Other sources of alpha include building a better value portfolio to address the benchmark’s bias toward low quality, acknowledging the benchmark has a technology bias and understanding the benchmark is underweight small caps, he wrote in the piece.

“To give you a sense, there are, in my mind, about 14,000 companies in the emerging market universe that are investable and 74 per cent are small cap. Yet less than five per cent of the emerging markets index is small cap,” says Dali.

With emerging markets slowing, investors can also look for exposure to smaller faster growing economies, he notes. “Emerging markets has been slowing. The drivers of growth in the last 15 years have certainly been fading.

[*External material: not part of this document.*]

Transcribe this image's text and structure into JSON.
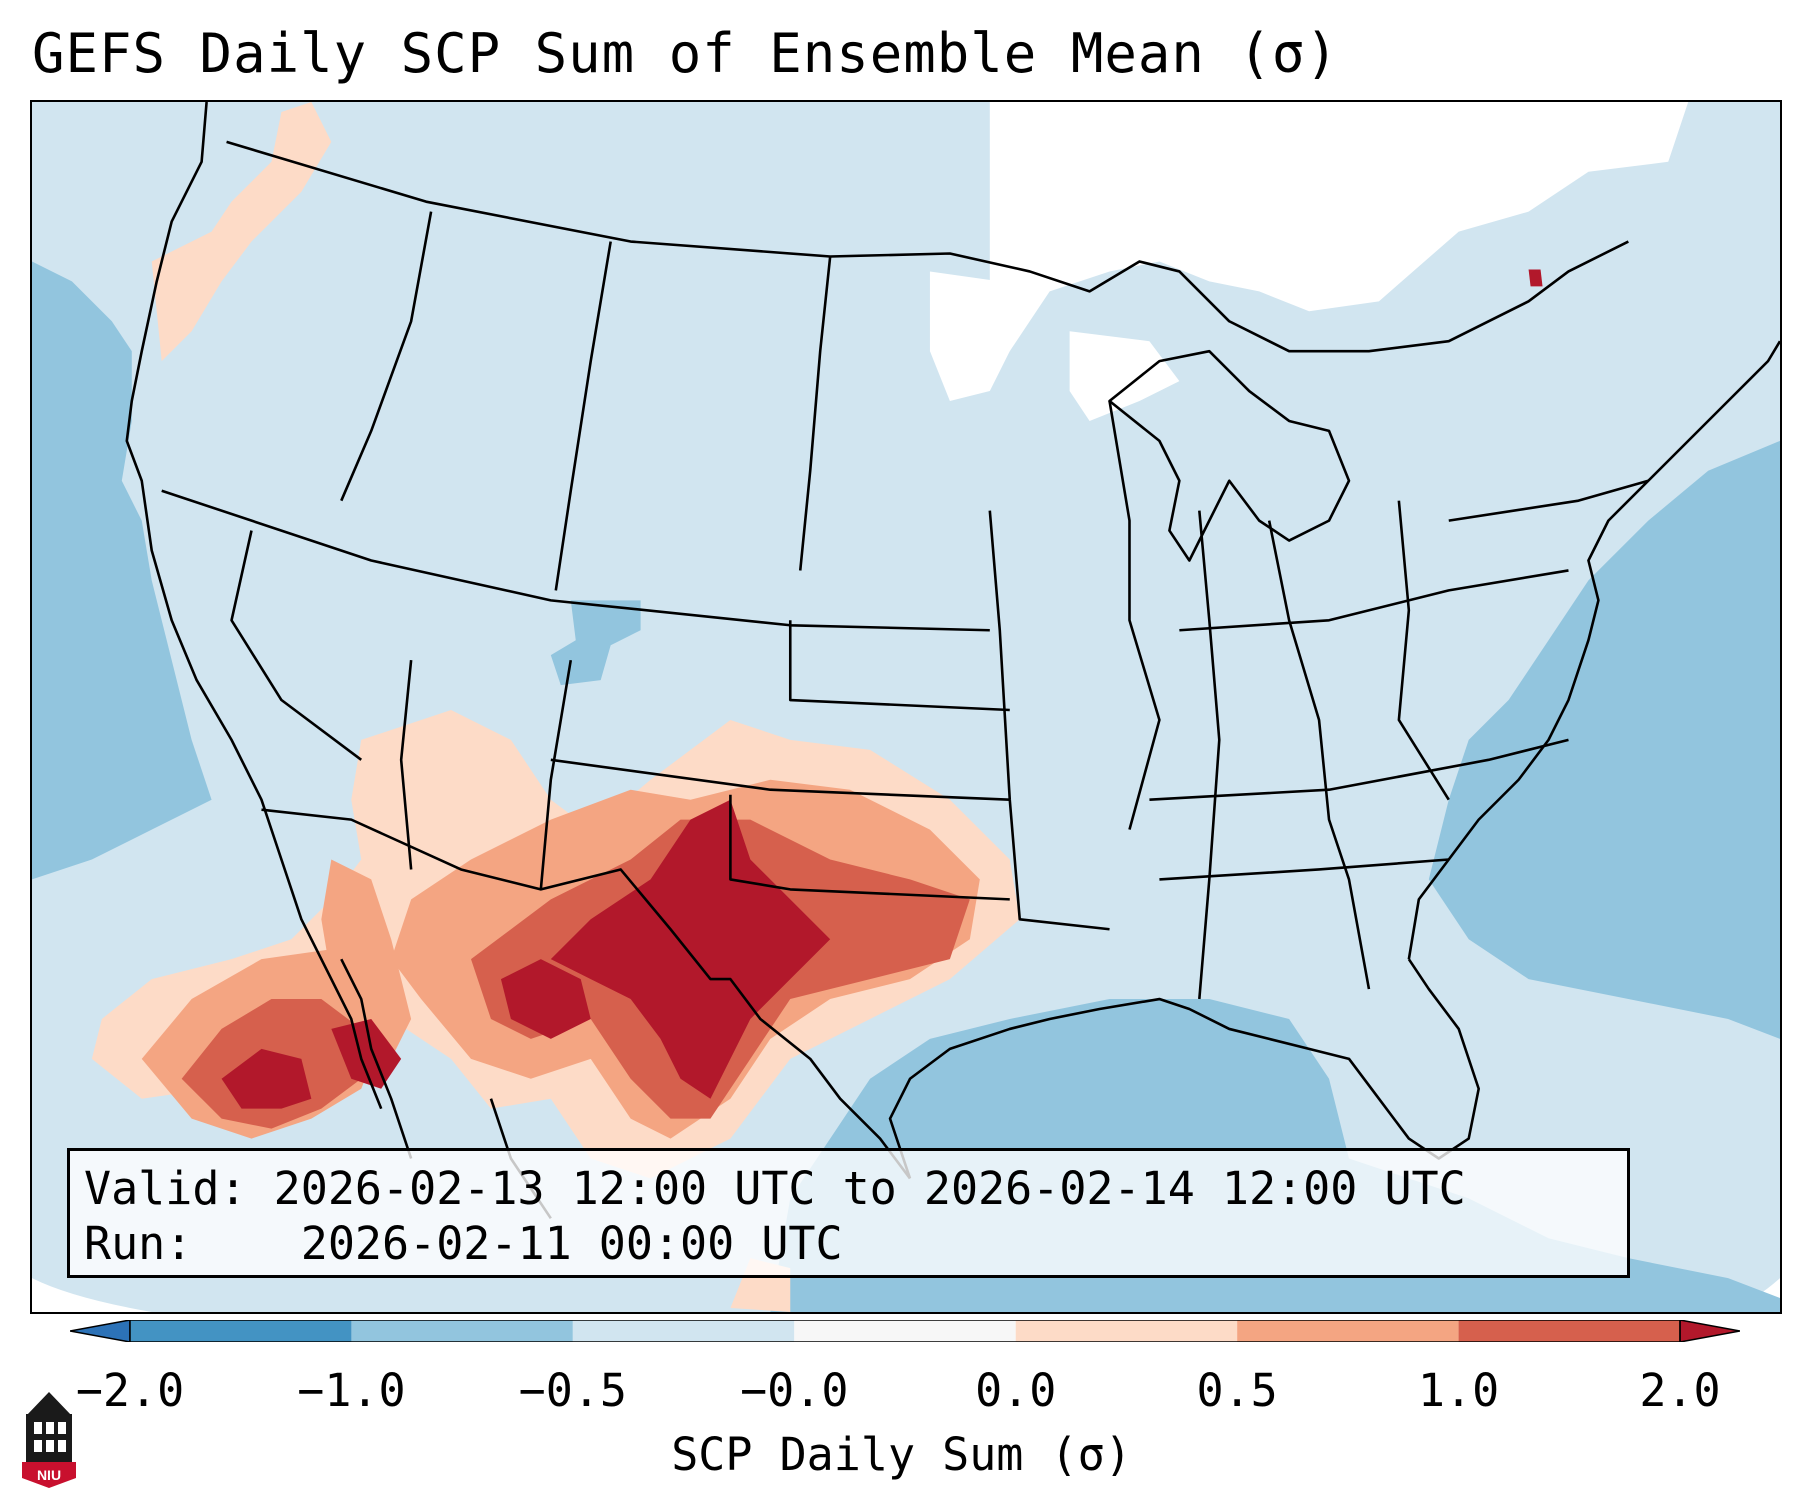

The big countries like Korea, Taiwan, Brazil, Russia, South Africa — they’re just not growing as fast as they used to be.”

Other countries that could offer potential opportunities include Bangladesh, India, Pakistan, the Philippines and Vietnam, says Dali.

Investing in consumer-driven sectors is also a potential source of alpha, he adds.

“I would say that probably the largest diversifier for an institutional investor’s portfolio is the fact that the majority of the emerging markets benchmark is underweight what I think is the best investable theme for the next decade and that’s access to domestically oriented consumer businesses.

“And the reason is not just because we like the consumer theme as the region gets wealthier, especially in Asia, but because the consumer domestically oriented names are typically less volatile. They historically have had higher earnings growth and higher returns. They truly are a diversifier within an emerging markets portfolio.”